The Scottish economy moved out of recession from July to September last year, according to official figures released at the start of February.
The data released by the Scottish government shows that the economy grew by a surprisingly strong 0.6% in the period. It was not all good news though, with construction output contracting by 0.4% in the same time frame.
It was also down on the growth seen across the whole of the UK. Boosted by the success of London’s summer sporting events, national growth was 0.9%.
This did not affect the hotel and hospitality trade in Scotland as harshly as many feared it would. Whilst overseas visitors were down from 2011 numbers for the period, it seems domestic holidaymakers largely picked up the slack.
Construction continues to suffer throughout the nation, though. Many are managing to survive the troubles, some even thrive and grow with the use of new financial strategies.

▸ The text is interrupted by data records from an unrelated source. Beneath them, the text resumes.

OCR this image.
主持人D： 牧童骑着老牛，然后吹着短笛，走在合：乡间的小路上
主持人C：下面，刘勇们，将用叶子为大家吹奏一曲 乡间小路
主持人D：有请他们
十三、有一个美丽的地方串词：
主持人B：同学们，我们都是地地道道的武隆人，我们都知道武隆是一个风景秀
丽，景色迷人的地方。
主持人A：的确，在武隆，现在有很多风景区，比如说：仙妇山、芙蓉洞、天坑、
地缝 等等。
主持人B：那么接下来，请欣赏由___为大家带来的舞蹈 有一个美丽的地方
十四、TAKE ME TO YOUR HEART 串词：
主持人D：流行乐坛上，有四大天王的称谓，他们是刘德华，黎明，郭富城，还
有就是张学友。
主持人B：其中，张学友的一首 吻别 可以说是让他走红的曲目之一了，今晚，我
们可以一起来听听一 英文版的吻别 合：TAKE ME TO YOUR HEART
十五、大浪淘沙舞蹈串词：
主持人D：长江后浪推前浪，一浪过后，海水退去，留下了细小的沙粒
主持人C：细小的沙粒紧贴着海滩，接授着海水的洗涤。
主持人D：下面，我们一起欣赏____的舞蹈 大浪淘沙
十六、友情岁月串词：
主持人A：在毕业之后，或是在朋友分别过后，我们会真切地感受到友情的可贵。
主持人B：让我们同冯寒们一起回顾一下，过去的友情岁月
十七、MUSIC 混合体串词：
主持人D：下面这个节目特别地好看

Managing cash flow through invoice financing is increasing for example. The number of construction firms seeking such facilities has grown by nearly a fifth since 2011, with almost 2,000 companies now benefiting from the flexible schemes.
Adjusted figures have also shown that the recession in Scotland was not as deep as first thought. Firstly the growth in 2007 – 8 was less than first estimated, at 1.4% instead of the perceived 1.8%, whilst the fall into recession amounted to 5.6% – significantly down on previous estimates.
However, with poor forecasts for the final quarter of 2012 and first quarter of 2013 already, full economic recovery is still likely to be some way off.